According to the Bureau of Labor Statistics, the "real" unemployment rate, the U-6 rate, jumped from 15.8% in April to 16.4% in May as the labor market shed another "projected" 345,000 jobs during the month. The U-6 rate has jumped nearly 7 basis points from May of 2008 when it was 9.8%.
As I have written about before, the U-6 unemployment rate includes three types of workers that are not part of the more publicized U-3 unemployment number:
1.) Marginally attached workers - people that want a full time job, have looked for one in the past, but are no longer looking for work.
2.) Discouraged workers - those that have given a job market reason for not looking for a job.
3.) Persons employed part time for economic reasons - in other words, somebody that wants a full time job but has had to settle for part time work.

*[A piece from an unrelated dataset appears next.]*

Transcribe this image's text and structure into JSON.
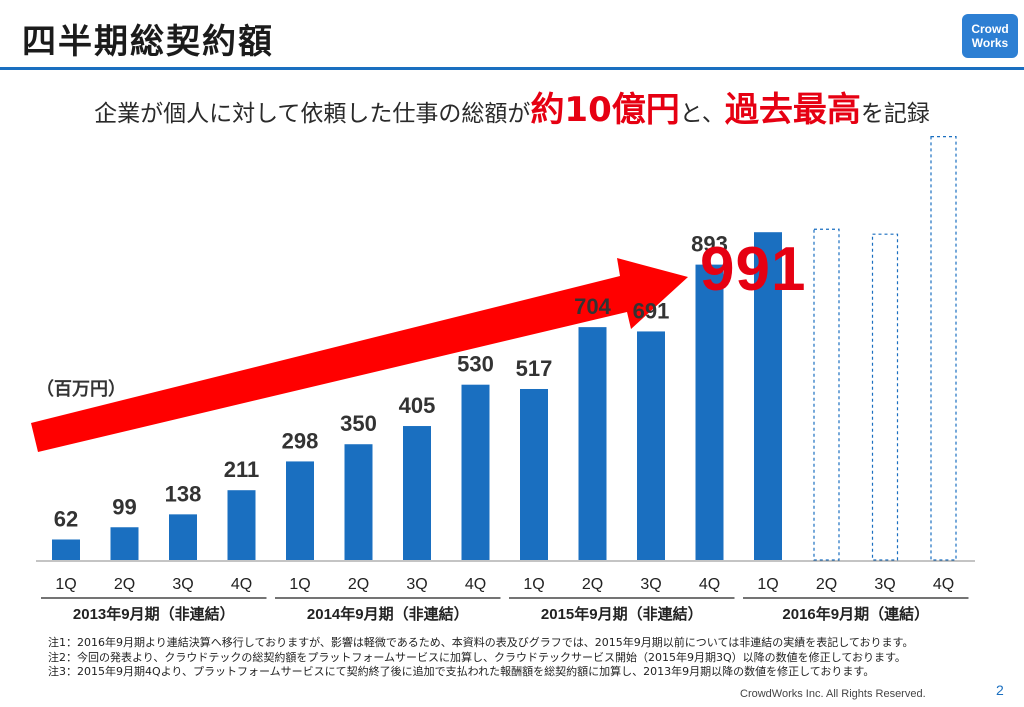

There are two problems with the labor market right now that are not independent to the housing market. Not only are jobs being lost, but jobs are not being created as is evidence by the rising unemployment percentage.
This rising unemployment rate means that more homeowners are at risk of losing their home and fewer buyers will be able to obtain a loan to buy their first home. The results are already being played out in the housing market as 12.07% of all mortgages are at least 30 days late, the highest on record. Additionally, existing home sales, despite massive government intervention, remain stunted.
At the current pace of affairs, and with unemployment not expected to peak until 2010, the housing market, contrary to Jim Cramer, is not at a bottom.